Après avoir longtemps résisté aux sirènes des clubs professionnels qui le suivaient depuis une paye, Christophe Kerbrat (27 ans) a fini par quitter Plabennec (CFA) pour exploser au plus haut niveau avec l'En Avant de Guingamp. Retour sur un parcours atypique, entre rêve et réalité.
Flashback nécessaire. EAG-Caen, 16 mars 2013, stade du Roudourou, Guingamp, 21h47. Au terme d’un match chiant comme la pluie (qui pour une fois ne tombe pas), la faute à des Caennais trop frileux pour oser jouer au football face à un concurrent direct à la montée en Ligue 1, le stade du Roudourou explose. Le match nul semblait inéluctable, et pourtant. Pourtant, un dernier corner pour les Rouge et Noir est dévié de la tête par Yatabaré et atterrit dans les pieds de Christophe Kerbrat (prononcer KerbratE, n’est-ce pas amis commentateurs de beIN ?). Comme il est de coutume dans ce genre de situation, le joueur « ne réfléchit pas » et catapulte le ballon d’une demi-volée, mi-forte, mi-bien tapée, au fond des filets d’un Perquis impuissant. Libération. Avec cette victoire 1-0 arrachée à la 92e minute, les Guingampais devancent leurs adversaires du soir au classement et se mettent un peu plus à rêver à un retour dans l’élite du foot français. Tandis que les gradins du stade municipal tremble de tout leur long, les joueurs de Jocelyn Gourvennec se précipitent tous comme un seul homme pour se jeter sur le héros de la soirée. Sous cette mêlée improvisée, assailli par une dizaine de paires de jambes poilues et graisseuses, le jeune Kerbrat ne réalise pas encore. « Il n’y a pas grand-chose à dire sur mon but… Le ballon me revient dessus et je frappe. Après, c’est le trou noir » , racontera-t-il après la rencontre. Au vrai, le gaillard ne comprend pas ce qui lui arrive. Il y a deux ans, le milieu défensif de formation évoluait avec ses potes, chez les amateurs de Plabennec dans le Finistère.

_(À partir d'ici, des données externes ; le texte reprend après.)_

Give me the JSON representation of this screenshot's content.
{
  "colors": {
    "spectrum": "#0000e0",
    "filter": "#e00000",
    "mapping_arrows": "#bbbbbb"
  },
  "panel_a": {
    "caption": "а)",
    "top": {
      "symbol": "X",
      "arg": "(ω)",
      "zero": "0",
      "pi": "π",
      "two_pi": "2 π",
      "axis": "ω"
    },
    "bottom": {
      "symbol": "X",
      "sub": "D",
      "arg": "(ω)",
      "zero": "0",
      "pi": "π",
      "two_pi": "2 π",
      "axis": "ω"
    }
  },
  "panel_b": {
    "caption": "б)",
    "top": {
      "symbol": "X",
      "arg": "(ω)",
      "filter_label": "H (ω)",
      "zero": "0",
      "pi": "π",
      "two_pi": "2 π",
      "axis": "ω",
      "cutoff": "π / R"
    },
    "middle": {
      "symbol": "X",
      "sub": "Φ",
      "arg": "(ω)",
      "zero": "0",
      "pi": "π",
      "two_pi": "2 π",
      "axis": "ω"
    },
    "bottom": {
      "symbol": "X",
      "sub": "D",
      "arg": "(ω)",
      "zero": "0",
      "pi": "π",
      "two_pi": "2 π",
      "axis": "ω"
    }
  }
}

Après l’usine, les projecteurs
Celui dont la vie pépère semblait toute tracée va se retrouver propulsé en un rien de temps dans l’impitoyable mais néanmoins palpitant monde du football professionnel. Alors qu’il vient juste de rentrer de son boulot (Christophe Kerbrat travaille alors chez Gaosduff, une société de maintenance avicole basée à Plabennec), le téléphone retentit. Au bout du fil, Stéphane Carnot, ancien n°10 guingampais et actuel recruteur du club costarmoricain, lui propose de rejoindre les Rouge et Noir qui viennent tout juste de remonter en Ligue 2 après une saison passée en National. En quelques secondes, le destin du jeune breton vient de basculer. « Le discours de Carnot m’a plu. Et puis, il fallait que je tente le coup, avoue-t-il dans Ouest-France. Et puis Guingamp, c’est quelque chose dans la région ! » Le lendemain, au lieu de retrouver son poste d’ouvrier, Kerbrat est dans une voiture direction Guingamp où, après avoir visité les installations et rencontré l’entraîneur Gourvennec, il signe un premier contrat pro de deux ans. Chez Goasduff, qu’importe que le gazier ne soit pas présent à son poste, on se réjouit de la nouvelle. Mais le mec, en garçon bien élevé qu’il est, n’oublie pas de remercier ses patrons : « J’aurais dû bosser ce matin (le vendredi de sa signature, ndlr). Je tiens à remercier mes employeurs. » « En voilà un au moins qui n’oubliera pas d’où il vient » , pense déjà la presse sportive, horripilée qu’elle est par certains comportements d’enfants-stars du foot et adepte des belles histoires qui sentent « le vrai » .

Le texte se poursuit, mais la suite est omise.